Combat is simplistic in the game. There’s a melee attack, which can be timed to do bigger flurry attacks if you unlock that perk, dodge, ranged attack and magic attack. That’s all you need. Enemies are pretty dimwitted as well, allowing you to just constantly beat them down, sometimes without even countering. There were a few boss battles that gave me problems, mainly because of quick health draining attributes on weapons, but pretty much everything was a breeze to go through.
The game does do away with some action RPG tropes that I approve of, though. You have no weight limit when carrying items, so hoard whatever you want. In addition, merchants have no limit on gold, so you can unload everything you don’t need on the first merchant you come by and start building up again to sell more later on. Often, merchants won’t have anything worthwhile except for the occasional recipe to learn, so I mainly just stocked up on cash in case I ever needed something big.
ArcaniA also doesn’t make you work for levels. By just killing the trash mobs the game throws at you, you can get almost 100 XP per kill. In an hour, you can easily gain a few levels. In the time it takes me to gain five levels in most games, I easily doubled that here.
Sure, it may seem unbalanced, but it makes easier to breeze through areas and move on.
Unlike The Witcher 3 which can take a few hundred hours and leave you wanting more, ArcaniA can probably be wrapped up in a dozen hours. Each area only has a few side quests that can be completed with the main quest as you move on, and you seldom have a reason to backtrack to earlier levels in the game, unless you’re trying to find all the game’s secrets.
What I enjoyed most about the game is the lack of seriousness the game has about itself. The hero has plenty of sarcasm to dole out to some quest givers, and even some people and guards really don’t care about the hero, tossing out snide comments behind his back.
Plus, when you have quests about “becoming” an orc by taking their name amulet or getting hog nuts (not actual hog nuts, but nuts they ate), you have to think that the team decided to go more of the comedic route on purpose.
It’s also mindless fun for me to play ArcaniA. In The Witcher 3, I have to think out what paths to take, what to avoid, what quests to do and the best way to slay beasts.

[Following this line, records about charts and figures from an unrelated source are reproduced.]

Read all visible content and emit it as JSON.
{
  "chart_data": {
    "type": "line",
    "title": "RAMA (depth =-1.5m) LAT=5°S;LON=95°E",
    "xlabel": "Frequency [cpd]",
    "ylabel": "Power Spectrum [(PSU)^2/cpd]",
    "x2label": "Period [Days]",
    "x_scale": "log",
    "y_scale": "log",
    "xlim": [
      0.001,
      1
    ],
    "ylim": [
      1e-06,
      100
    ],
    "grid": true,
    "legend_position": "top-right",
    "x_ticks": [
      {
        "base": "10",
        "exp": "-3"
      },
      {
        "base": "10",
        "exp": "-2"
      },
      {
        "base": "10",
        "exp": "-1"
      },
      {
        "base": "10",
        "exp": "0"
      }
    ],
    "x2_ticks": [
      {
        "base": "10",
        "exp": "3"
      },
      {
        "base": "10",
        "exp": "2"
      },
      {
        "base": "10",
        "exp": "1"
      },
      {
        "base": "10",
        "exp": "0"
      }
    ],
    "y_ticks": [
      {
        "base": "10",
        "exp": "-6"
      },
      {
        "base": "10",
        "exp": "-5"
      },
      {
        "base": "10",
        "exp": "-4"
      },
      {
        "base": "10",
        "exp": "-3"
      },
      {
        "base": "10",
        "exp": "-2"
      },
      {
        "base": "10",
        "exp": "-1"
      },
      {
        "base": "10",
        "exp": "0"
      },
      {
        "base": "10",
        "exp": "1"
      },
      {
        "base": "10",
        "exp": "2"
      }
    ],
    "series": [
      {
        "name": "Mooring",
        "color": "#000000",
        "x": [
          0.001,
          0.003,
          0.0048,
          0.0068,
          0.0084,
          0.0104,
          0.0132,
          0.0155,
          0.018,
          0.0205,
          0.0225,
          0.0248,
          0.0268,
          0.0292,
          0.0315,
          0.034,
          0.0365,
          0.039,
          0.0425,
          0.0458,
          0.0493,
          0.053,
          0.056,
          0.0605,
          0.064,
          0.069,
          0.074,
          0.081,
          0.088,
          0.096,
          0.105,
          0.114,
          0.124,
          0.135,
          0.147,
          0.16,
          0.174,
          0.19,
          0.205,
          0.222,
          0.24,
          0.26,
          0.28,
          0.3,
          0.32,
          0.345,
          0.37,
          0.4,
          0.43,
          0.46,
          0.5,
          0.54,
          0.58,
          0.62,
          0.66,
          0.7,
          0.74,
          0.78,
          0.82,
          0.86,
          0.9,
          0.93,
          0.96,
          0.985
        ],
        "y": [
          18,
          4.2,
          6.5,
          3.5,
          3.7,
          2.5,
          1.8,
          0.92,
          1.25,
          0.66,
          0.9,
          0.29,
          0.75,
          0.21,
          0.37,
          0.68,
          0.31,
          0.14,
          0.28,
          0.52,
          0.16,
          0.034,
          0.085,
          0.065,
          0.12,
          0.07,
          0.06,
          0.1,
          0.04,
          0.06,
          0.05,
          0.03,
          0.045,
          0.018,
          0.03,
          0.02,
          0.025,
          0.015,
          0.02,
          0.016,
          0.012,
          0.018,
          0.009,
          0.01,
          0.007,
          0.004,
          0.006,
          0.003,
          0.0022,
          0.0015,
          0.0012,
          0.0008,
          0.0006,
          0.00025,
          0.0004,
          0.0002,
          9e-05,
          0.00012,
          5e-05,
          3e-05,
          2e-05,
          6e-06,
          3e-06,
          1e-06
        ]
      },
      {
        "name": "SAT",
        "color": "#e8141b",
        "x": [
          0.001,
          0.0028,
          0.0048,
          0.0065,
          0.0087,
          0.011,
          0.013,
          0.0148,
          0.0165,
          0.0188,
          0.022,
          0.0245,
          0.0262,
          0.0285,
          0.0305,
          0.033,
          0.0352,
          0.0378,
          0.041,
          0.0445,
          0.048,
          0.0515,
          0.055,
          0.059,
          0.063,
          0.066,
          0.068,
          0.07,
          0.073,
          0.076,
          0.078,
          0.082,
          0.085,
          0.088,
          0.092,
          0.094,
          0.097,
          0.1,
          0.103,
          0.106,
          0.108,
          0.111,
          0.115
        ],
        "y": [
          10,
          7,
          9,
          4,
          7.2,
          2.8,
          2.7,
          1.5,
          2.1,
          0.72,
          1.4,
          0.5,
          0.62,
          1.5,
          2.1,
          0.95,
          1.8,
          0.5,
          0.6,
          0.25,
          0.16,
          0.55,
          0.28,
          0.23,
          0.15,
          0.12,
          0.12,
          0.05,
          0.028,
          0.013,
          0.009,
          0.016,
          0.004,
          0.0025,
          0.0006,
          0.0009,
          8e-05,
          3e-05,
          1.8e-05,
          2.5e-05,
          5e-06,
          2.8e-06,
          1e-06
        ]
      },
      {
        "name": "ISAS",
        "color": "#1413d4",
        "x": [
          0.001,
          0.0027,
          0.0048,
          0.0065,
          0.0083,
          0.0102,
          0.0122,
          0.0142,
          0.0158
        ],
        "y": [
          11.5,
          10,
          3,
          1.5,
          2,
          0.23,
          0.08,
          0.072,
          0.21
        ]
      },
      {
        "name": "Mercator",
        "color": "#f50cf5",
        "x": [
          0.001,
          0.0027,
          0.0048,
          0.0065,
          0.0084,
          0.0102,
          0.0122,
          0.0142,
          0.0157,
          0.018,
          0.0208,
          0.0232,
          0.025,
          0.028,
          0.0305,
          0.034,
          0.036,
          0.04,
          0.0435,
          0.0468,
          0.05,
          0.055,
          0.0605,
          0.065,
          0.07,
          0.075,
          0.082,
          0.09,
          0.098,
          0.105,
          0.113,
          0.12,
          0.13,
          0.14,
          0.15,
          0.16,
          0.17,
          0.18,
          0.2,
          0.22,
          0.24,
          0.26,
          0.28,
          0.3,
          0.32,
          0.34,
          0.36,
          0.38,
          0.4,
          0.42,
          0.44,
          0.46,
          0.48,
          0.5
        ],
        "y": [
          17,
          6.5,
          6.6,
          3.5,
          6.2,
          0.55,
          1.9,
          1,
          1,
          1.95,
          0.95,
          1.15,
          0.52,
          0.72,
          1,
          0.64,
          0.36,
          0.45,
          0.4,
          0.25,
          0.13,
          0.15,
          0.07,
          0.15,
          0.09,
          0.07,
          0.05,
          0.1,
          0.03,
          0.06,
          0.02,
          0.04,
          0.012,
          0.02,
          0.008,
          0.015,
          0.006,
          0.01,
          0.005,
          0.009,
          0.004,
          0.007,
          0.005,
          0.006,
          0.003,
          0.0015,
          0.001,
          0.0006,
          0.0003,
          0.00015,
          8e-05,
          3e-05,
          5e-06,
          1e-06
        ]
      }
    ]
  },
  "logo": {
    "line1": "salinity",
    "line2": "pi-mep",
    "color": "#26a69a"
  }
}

In ArcaniA, I can sit back and just mow down enemies, level up, do a few quests and move on, no thought or strategy required.
Graphically, the game definitely has suffered. It’s a direct port from the PS3 version, with glitches and all. Sometimes, a cloud will glitch out, or a part of a rock will be missing, letting you see the world below. They aren’t terrible glitches, but enough to make you laugh and shake your head. The graphics aren’t terrible, but they are definitely dated.
The same can be said with the voices. The lead always seems like there are better places he can be, even though his village is murdered early on. There’s no pain in his voice or urgency to get his revenge, just a resigned fate to accept the next quest thrown his way and move forward.
ArcaniA: The Complete Tale is a simple time-waster. If you’re looking for an in-depth story or complicated combat and systems, you won’t find it here. Instead, you’ll find a simplistic action RPG title to waste a weekend with, enjoying that the game doesn’t take itself seriously and will give you a laugh along the way, even if it doesn’t mean to.